The attack first came to the attention of researcher Bob Diachenko on Tuesday, when he discovered a database that stored user details of the UFO VPN had been destroyed. UFO VPN had already been in the news that day because the world-readable database exposed a wealth of sensitive user information, including:
- Account passwords in plain text
- VPN session secrets and tokens
- IP addresses of both user devices and the VPN servers they connected to
- Connection timestamps
- Geo-tags
- Device and OS characteristics
- Apparent domains from which advertisements are injected into free users’ Web browsers
Besides amounting to a serious privacy breach, the database was at odds with the Hong Kong-based UFO’s promise to keep no logs. The VPN provider responded by moving the database to a different location but once again failed to secure it properly. Shortly after, the Meow attack wiped it out.

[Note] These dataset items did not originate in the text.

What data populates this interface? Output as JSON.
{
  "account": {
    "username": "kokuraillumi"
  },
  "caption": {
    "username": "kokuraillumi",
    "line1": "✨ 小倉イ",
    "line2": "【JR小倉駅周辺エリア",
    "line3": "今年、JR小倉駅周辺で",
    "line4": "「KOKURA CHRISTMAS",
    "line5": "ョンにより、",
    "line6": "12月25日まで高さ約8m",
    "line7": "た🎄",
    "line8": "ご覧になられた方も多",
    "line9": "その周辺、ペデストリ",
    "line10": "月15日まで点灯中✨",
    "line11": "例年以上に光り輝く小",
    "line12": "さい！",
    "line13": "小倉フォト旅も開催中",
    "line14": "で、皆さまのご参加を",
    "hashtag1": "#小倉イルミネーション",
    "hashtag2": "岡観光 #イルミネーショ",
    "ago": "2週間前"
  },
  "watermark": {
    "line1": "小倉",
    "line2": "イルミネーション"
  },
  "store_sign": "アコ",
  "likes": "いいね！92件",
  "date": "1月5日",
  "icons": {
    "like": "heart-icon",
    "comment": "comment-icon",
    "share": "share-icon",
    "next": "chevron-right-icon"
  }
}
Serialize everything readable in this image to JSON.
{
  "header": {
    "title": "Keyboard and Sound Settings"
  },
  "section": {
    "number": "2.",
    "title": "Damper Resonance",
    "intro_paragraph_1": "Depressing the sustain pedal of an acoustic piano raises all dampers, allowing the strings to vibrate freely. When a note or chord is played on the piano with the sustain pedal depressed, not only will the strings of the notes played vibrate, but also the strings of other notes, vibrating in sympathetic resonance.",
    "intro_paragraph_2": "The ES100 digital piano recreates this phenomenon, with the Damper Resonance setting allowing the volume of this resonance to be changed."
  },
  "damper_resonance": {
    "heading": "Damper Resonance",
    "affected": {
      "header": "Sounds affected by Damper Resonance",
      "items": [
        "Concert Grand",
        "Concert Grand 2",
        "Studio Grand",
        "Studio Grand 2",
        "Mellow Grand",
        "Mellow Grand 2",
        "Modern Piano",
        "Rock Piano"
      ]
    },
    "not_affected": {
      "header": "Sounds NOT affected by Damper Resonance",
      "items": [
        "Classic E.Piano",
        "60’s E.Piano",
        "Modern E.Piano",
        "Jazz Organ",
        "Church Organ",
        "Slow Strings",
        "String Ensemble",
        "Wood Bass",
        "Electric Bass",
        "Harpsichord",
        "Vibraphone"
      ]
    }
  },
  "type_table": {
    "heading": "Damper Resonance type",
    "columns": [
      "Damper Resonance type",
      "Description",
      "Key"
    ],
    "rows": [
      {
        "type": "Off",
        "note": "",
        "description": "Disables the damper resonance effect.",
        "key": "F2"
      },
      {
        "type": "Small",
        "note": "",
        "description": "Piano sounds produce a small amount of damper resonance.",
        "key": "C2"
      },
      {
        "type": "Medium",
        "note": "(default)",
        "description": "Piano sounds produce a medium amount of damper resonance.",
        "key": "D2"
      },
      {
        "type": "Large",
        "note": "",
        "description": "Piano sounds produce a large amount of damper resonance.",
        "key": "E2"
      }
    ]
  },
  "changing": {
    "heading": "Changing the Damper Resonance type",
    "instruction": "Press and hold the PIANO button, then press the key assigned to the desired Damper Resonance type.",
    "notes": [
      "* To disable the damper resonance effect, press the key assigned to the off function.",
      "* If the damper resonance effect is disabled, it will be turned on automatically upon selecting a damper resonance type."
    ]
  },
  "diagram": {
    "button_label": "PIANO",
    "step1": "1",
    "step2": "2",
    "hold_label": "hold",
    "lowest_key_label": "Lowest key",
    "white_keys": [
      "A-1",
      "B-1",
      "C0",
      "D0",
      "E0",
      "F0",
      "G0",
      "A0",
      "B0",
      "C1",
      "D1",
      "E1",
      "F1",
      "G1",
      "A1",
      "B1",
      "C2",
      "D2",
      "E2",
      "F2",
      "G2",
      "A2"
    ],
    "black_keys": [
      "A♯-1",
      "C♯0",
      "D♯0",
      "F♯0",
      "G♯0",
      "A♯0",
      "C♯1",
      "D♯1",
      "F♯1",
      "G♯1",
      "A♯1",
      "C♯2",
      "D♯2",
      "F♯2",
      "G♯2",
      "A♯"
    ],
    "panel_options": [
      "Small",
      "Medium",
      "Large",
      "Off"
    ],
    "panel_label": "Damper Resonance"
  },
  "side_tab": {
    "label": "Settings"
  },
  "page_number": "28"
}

Representatives of UFO didn’t immediately respond to an email seeking comment.
Since then, Meow and a similar attack have destroyed more than 1,000 other databases. At the time this post went live, the Shodan computer search site showed that 987 ElasticSearch and 70 MongoDB instances had been nuked by Meow. A separate, less-malicious attack tagged an additional 616 ElasticSearch, MongoDB, and Cassandra files with the string “university_cybersec_experiment.” The attackers in this case seem to be demonstrating to the database maintainers that the files are vulnerable to being viewed or deleted.